Als sie das Bewußtsein wiedererlangte, war ihr erster Gedanke, daß er sie für eine Mörderin gehalten hatte und sie trotzdem retten wollte. Mr. Merrivan war tot! Das war schrecklich. Der Verdacht mußte ja auf sie fallen, aber er hielt sie nicht für schuldig, dieser Mann mit den grauen Augen, der sie so forschend angesehen und den sie so bitter gehaßt hatte!
»Ich kann meine Gedanken nicht sammeln«, sagte sie schwach, und. das Glas, das er ihr reichte, stieß an ihre zitternden Lippen.
Sie schaute ihm in die Augen, als sie trank, und er las in ihrem Blick die gläubige Zuversicht eines Kindes.
»Sie sind so gut zu mir«, flüsterte sie, »und Sie lieben mich trotz allem«, sagte sie unvermittelt. »Es ist entsetzlich, daß Mr. Merrivan tot ist. Ich war gestern bei ihm. Er schickte mir einen Brief, daß er mich sprechen wolle, und ich ging hin, weil ich etwas von ihm brauchte.«
»Was war es, Stella?« fragte er liebevoll.
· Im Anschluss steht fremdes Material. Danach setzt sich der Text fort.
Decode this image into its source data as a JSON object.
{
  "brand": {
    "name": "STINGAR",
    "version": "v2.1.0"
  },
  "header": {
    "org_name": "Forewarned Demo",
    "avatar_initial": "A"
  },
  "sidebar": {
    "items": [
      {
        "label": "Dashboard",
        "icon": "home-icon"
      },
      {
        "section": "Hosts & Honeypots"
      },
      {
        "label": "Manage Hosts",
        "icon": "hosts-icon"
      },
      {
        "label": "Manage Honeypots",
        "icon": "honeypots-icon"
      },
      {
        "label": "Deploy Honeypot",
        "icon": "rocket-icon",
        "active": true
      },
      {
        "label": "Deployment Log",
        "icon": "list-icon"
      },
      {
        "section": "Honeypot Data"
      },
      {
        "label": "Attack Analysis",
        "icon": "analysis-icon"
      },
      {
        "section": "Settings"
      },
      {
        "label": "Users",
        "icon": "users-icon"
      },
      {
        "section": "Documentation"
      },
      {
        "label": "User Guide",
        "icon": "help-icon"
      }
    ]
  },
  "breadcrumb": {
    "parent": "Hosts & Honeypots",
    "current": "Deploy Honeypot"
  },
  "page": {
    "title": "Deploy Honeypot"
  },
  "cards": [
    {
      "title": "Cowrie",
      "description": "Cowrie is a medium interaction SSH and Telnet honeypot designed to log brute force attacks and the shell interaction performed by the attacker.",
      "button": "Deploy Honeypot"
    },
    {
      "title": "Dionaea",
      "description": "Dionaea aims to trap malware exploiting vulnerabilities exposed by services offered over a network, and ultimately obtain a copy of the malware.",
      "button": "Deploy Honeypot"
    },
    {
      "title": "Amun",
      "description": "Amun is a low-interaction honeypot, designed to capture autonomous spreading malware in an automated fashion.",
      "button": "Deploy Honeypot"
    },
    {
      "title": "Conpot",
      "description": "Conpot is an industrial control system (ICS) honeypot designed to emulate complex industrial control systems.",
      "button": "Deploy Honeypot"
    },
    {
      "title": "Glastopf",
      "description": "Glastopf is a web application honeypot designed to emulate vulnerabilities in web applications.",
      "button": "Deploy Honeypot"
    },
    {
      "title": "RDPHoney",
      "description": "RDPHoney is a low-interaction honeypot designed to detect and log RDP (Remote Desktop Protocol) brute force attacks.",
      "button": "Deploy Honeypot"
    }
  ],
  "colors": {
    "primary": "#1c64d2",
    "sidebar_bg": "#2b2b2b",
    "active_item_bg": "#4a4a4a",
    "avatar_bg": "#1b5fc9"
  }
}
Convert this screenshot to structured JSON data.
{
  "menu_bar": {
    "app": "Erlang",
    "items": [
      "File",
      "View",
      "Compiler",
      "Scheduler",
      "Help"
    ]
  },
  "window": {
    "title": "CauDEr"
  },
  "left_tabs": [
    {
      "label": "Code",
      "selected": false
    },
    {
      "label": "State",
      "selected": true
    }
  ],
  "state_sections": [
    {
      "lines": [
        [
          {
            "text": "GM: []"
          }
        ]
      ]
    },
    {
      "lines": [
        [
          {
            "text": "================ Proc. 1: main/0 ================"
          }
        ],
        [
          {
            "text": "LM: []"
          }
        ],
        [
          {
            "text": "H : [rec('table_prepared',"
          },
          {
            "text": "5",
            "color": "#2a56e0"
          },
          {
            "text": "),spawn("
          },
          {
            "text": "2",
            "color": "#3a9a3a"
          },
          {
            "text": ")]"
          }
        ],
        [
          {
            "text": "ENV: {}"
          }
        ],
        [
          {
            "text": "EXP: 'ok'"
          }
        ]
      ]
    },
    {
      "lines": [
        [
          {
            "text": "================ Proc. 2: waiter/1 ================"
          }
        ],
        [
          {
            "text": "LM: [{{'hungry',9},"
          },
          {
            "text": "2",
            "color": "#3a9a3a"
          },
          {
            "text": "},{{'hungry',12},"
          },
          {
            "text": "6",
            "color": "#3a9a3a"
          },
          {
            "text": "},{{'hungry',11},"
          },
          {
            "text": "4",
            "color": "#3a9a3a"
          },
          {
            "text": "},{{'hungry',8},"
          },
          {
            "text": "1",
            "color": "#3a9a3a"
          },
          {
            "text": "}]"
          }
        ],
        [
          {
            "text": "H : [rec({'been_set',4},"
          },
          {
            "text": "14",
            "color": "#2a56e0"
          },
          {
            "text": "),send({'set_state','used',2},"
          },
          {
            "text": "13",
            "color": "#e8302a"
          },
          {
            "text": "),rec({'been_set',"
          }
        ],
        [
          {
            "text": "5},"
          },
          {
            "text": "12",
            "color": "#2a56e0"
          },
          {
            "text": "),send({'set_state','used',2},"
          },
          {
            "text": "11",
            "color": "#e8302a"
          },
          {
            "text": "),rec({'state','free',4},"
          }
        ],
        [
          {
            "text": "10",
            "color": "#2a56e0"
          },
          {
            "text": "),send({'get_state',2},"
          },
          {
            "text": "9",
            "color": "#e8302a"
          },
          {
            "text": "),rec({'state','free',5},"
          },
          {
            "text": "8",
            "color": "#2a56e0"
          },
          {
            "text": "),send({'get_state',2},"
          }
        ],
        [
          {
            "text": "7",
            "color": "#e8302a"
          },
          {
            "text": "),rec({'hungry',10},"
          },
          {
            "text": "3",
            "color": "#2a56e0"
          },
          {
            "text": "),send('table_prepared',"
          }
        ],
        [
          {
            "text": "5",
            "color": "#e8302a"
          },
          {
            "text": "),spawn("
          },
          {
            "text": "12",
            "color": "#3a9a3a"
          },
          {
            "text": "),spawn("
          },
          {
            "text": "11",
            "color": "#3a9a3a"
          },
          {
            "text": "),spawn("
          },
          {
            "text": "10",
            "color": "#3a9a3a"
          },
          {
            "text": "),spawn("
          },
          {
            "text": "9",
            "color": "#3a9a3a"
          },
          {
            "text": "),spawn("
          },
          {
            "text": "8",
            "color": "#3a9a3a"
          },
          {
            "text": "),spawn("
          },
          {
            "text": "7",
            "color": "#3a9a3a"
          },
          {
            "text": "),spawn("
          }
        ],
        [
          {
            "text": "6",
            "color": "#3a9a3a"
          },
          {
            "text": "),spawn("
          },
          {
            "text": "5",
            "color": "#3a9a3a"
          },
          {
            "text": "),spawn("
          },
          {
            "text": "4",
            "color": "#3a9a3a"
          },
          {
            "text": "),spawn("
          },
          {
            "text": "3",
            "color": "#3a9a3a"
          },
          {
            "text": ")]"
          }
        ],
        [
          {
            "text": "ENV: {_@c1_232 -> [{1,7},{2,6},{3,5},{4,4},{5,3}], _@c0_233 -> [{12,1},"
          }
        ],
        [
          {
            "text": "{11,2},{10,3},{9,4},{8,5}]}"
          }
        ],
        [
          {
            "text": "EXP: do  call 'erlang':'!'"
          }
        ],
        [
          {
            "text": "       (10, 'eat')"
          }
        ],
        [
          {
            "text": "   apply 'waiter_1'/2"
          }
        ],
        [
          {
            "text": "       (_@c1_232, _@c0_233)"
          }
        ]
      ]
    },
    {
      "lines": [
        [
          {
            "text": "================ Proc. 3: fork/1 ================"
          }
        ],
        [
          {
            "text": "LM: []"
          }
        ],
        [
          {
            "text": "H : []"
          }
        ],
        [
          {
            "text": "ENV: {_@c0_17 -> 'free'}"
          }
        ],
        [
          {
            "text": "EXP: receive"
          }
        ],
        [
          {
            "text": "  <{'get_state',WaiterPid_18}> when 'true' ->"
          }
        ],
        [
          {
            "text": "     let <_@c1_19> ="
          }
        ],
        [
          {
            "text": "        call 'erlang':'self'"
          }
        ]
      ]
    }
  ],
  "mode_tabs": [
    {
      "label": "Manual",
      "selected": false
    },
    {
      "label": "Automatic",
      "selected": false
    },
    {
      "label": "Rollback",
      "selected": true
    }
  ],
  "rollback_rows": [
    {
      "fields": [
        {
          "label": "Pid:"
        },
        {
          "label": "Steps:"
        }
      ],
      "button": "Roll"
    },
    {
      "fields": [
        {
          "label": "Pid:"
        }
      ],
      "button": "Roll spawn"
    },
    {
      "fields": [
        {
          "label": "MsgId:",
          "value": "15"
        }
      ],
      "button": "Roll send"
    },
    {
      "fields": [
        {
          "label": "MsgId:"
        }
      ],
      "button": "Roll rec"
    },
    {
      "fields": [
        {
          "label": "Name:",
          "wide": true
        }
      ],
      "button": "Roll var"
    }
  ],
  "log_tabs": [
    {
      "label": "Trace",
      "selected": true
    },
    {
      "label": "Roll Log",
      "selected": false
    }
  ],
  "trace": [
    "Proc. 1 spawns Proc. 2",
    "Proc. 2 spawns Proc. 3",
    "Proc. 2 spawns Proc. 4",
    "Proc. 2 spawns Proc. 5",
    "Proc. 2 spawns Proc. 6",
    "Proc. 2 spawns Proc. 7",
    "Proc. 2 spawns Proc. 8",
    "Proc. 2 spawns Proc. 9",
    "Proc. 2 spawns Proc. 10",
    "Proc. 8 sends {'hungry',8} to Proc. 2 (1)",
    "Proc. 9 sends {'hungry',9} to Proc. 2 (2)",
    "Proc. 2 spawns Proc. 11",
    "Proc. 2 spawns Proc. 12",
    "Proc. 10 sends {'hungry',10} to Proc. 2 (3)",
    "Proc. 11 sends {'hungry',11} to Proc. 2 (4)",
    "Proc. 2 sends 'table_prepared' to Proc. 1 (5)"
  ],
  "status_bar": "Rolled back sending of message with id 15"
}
»Das werde ich Ihnen nie sagen können, selbst wenn ich sterben sollte, Doktor – Andrew. Ich habe Sie so sehr gehaßt – und Sie sind so gut zu mir.«
Er hatte den Arm um ihre Schultern gelegt und stützte ihren braunen Lockenkopf. Während sie sprach, spielte sie mit seinen Fingern.
»Und was geschah dann?«
»Ach, er benahm sich so fürchterlich, es war grauenvoll. Ich mußte es ertragen, daß er mich mit seinen dicken Händen anfaßte« – er fühlte, wie ein Schauder ihren Körper durchrann – »und mich küßte. Dann zeigte er mir die Dinge, die ich haben wollte, und sagte, ich solle meinen Ring abnehmen. Dafür steckte er mir einen großen glitzernden Brillantring an. Er gab mich einen Augenblick frei, und ich ergriff die Dinge – sie lagen noch auf dem Tisch. Er kam dicht hinter mir her, aber ich hielt ihm den Revolver entgegen.«
»Einen Revolver hatten Sie auch? Mein Gott, Stella, Sie haben aber auch alles getan, um sich in Gefahr zu bringen!«
»Vielleicht. Und dann bin ich geflohen –«
»Auf welchem Weg?«
»Durch die Haustür – ich kenne keinen anderen Ausgang.«
»Sie sind nicht durch den Obstgarten gegangen?«
»Nein, warum?«
»Erzählen Sie weiter – Sie gingen direkt nach Hause – wieviel Uhr war es?«
»Elf. Die Beverley-Kirchenuhr schlug gerade, als ich die Haustür öffnete.«
»Warum waren Sie zu ihm gegangen?«
»Er hatte mir einen Brief geschrieben – einen schrecklichen Brief –, er hatte mir alles mit nackten, dürren Worten gesagt und mich vor die Wahl gestellt. Ich habe die Dinge verbrannt, die ich mitnahm. Und dann wartete ich, daß Sie mich verhaften würden. Zuerst wünschte ich, daß nicht Sie kämen, aber später dachte ich, Sie würden nicht so rauh sein wie Inspektor Dane, und als ich sah, daß Sie kamen, hatte ich nur noch den einen Wunsch, daß alles möglichst bald vorüber sein möchte.«
»Hat Sie irgend jemand gesehen, als Sie in sein Haus gingen?«
Sie schüttelte den Kopf.
»Glauben Sie, daß – Wilmot Sie bemerkte?«
»Arthur Wilmot – nein. Warum fragen Sie?«
»Er machte so dunkle Andeutungen. Waren die Gegenstände, die Sie verbrannten, irgendwelche Schriftstücke?«
Sie nickte.
»Wo haben Sie die Dokumente verbrannt – hier oder bei Merrivan?«
»Hier.« Sie zeigte auf den Kamin. »Hier habe ich auch seinen Brief verbrannt.«
»War das der Brief, in dem er Sie aufforderte, zu ihm zu kommen?« fragte er vorwurfsvoll. »Damit hätten Sie doch alles beweisen können!«
Seine Worte machten keinen Eindruck auf sie.